What happened at the Capitol on the day both Houses of Congress assembled in a joint session to certify the votes of the Electoral College in the 2020 presidential election was a disgrace. In an unprecedented scene, a violent mob protesting the results broke into the building and sent both the House of Representatives and the Senate scurrying for safety, temporarily halting the quadrennial ritual and providing scenes of the riot that will live in infamy in American history.

The only possible decent response to this appalling episode is the harshest condemnation of those involved and even more sadly, those, including the president of the United States, who encouraged the mob that committed the violence. Like a great many protests against police brutality last summer that may have started peacefully but ended in riots, those who helped incite this event ought to be held accountable for the consequences of their actions.

The excuse for what happened stems from some of President Donald Trump’s supporters believing him when he says the election was stolen from him. Both he and they have a right to express their views. The same can be said of those members of Congress who were also prepared to make a symbolic protest against the ritual acceptance of an outcome that had been certified by the states and confirmed by the courts. But the fact that this particular protest, which began with a mass rally near the Capitol at a rally on the Ellipse when the president made an incendiary speech, ended in violence is not a point for partisans to debate.

There can be no rationalizing or excusing what happened. Both sides in America’s tribal culture war that has defined the nation’s politics in recent years have much to apologize for, as the events of the last four years have proved. Still, this is not the moment for “whataboutism” or an exchange of accusations in which responsibility for these events can be deflected elsewhere. No matter which candidate you voted for in November—and whether you celebrated or mourned that outcome, or the results of the crucial Georgia Senate runoff races decided the night before the riot—there can be no debate about the unacceptable nature of what happened on the afternoon of Jan. 6.

Talk about the need to defend democracy has become commonplace on both sides of the political divide since both Republicans and Democrats now tend to conceive of each other as not being merely wrong, but both evil and lacking good motives. Irrespective of where you stand on the great issues of the day or what you think about the Nov. 3 presidential election, the problem with this sort of thinking is that it is itself a threat to democracy. If we can’t accept the idea that our opponents are decent people and that when they win, we must accept the outcome, then that is not merely a recipe for civil strife but also truly the end of democracy.

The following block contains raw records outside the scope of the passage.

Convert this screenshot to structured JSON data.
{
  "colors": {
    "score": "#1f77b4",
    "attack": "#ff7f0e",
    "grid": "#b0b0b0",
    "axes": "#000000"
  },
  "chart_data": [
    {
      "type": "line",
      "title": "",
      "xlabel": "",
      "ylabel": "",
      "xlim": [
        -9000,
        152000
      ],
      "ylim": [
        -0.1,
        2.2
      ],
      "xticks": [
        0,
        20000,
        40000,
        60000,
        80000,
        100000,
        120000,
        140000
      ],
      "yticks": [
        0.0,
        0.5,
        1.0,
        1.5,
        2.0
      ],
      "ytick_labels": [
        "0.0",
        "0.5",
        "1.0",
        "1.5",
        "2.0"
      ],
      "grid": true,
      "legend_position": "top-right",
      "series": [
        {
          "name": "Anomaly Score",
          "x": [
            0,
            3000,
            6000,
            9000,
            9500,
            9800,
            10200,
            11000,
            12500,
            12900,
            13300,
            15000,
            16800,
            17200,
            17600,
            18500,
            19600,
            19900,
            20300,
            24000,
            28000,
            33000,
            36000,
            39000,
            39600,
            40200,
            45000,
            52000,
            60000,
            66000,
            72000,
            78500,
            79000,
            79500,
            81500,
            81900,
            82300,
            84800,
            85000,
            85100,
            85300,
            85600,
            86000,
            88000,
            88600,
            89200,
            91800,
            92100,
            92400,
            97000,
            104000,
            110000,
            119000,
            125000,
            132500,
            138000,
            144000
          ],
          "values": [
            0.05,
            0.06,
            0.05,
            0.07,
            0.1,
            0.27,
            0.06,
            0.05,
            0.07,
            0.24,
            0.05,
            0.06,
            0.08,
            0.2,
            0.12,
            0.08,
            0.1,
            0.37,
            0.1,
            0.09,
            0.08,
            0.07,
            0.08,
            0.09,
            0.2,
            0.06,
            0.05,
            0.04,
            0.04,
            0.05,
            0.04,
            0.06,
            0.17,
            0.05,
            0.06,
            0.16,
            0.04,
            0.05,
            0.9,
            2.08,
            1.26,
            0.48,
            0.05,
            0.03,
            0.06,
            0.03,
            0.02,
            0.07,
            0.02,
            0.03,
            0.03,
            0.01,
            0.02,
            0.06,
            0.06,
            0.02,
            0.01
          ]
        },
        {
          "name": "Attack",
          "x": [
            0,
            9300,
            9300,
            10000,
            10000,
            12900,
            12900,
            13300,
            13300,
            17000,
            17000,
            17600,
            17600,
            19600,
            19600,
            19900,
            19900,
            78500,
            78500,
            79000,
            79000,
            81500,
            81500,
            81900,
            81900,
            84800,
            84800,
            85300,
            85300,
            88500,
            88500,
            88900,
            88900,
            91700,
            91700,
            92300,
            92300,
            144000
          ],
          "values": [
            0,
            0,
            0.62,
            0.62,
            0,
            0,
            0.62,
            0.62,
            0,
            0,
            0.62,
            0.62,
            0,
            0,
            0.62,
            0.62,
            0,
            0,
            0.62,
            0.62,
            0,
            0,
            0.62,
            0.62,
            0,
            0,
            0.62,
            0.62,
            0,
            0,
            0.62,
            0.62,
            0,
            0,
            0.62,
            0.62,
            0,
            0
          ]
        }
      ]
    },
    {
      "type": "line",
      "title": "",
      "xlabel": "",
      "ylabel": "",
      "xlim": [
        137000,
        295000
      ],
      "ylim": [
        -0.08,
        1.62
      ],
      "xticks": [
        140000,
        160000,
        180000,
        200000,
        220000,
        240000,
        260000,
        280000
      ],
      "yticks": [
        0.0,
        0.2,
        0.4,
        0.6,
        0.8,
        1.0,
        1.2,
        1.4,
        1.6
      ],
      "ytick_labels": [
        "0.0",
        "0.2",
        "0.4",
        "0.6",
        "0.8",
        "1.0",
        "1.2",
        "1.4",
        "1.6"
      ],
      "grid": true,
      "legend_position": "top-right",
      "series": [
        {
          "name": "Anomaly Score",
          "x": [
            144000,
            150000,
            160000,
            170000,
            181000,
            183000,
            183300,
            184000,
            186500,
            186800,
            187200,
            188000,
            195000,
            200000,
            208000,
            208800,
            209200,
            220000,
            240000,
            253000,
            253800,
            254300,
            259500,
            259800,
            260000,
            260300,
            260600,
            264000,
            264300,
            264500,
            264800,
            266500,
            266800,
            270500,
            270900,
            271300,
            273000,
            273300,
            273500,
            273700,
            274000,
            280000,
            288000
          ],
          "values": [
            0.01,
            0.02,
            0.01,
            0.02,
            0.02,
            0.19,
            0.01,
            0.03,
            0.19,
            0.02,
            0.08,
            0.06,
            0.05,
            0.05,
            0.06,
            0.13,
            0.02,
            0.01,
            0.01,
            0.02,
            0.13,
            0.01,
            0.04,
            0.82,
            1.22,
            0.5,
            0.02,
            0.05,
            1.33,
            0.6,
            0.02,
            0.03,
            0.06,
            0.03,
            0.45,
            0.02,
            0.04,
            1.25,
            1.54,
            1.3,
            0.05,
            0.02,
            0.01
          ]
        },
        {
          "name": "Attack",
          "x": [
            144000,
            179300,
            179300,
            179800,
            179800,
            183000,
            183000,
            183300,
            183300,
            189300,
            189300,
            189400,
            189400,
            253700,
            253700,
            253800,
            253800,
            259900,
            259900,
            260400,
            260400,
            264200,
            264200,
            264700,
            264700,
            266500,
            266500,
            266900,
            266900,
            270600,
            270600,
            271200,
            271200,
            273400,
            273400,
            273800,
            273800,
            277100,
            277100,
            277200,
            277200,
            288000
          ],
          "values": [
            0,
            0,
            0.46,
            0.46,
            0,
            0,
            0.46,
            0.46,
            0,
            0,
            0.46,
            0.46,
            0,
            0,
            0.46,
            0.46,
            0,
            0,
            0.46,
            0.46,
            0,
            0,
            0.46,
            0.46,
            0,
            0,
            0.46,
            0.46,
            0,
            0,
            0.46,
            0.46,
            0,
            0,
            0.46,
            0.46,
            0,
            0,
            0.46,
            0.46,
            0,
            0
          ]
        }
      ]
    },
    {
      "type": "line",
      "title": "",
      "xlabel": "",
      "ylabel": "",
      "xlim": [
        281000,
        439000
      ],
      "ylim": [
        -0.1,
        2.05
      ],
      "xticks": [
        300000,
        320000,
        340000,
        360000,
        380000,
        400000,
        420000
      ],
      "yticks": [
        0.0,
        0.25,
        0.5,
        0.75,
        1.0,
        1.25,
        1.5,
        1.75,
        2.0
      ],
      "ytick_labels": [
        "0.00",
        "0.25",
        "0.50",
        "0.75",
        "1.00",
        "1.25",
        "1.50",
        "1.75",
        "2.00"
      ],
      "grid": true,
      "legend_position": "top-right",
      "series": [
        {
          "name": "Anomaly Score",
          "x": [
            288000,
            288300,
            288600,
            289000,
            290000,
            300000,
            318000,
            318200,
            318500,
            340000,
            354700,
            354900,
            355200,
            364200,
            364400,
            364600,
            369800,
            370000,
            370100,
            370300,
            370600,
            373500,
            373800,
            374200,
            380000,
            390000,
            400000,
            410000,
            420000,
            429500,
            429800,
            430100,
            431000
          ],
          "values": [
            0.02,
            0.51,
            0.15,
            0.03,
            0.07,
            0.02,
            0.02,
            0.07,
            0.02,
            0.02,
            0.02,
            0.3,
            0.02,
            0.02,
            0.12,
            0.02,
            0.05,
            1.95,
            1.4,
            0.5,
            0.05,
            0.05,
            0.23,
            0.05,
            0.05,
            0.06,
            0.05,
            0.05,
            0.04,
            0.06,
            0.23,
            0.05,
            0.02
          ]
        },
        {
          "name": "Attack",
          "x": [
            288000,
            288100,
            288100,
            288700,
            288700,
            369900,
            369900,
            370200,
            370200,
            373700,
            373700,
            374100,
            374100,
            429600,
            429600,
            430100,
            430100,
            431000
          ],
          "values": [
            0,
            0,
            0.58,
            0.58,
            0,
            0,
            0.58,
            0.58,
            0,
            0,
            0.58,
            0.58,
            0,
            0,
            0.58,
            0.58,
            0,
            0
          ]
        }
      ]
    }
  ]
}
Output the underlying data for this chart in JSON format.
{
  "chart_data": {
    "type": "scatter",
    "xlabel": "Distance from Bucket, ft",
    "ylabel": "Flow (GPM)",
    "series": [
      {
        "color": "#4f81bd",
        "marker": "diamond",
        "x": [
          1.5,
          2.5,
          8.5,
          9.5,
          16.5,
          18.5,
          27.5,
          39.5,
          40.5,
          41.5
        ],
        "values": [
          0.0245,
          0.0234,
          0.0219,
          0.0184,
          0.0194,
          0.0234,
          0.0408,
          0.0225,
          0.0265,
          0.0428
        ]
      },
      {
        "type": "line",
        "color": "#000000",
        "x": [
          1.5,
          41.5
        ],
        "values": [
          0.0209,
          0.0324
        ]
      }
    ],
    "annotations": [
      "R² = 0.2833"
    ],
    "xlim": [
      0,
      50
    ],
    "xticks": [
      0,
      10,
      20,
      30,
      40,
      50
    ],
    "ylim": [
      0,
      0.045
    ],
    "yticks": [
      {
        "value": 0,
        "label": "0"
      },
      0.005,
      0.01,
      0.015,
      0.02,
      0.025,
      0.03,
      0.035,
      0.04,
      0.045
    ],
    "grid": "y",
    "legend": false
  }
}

The first peaceful transfer of power took place in the year 1801 when the ruling Federalist Party, led by President John Adams, handed over the reins of power to Thomas Jefferson and his Democratic Republicans after losing the election of 1800. In a sense, that event completed the American Revolution. It proved that the republic that those two men—once close friends but who had since become the most bitter of political enemies—had helped found in 1776 would endure, rather than collapse into tyranny or autocracy like every previous attempt at republican government.

That transfer of power was neither amicable nor particularly civil. Rather than attend his rival’s inauguration, Adams left the capital in a huff the morning of his swearing-in—a precedent that may well be copied later this month when Trump must, like it or not, give way to President-elect Joe Biden.

The peaceful transfer of power is not merely a tradition that celebrates civility; it is integral to the preservation of the rule of law. And without the rule of law that restrains the brute passions of the moment, ordinary Americans, especially a religious minority, can never feel safe from potential violence from either hostile majorities or marginal extremists.

One of the scariest things about the riots that spread across the country last summer is that irrespective of concerns about police misconduct, the breakdown of the rule of law in many cities meant that no one could feel secure going about their daily lives, coupled with the added issue of being restricted by the coronavirus pandemic.

If America has been the freest, most secure and accepted Jewish community in the history of the Diaspora, it’s because it is a republic in which the preservation of the rule of law can be counted on.

Thus, the spectacle of an attack on the Capitol and the ritual process of the transfer of power is something no one who one values the tradition of an American public square—where all may gather or speak in safety no matter their race, color or creed—can view with equanimity.

Whether or not they may have a grievance of some kind or even if there were some merit to their complaints, when mobs attack democratic institutions and those who enforce the law, the foundations of the republic are shaken and the safety of the people, including those who are most dependent on these traditions, is called into question. That is why what happened at the Capitol should not only never be repeated—and those responsible for it punished—but that all people of goodwill, no matter their party affiliation, ethnicity or faith, must unambiguously condemn it.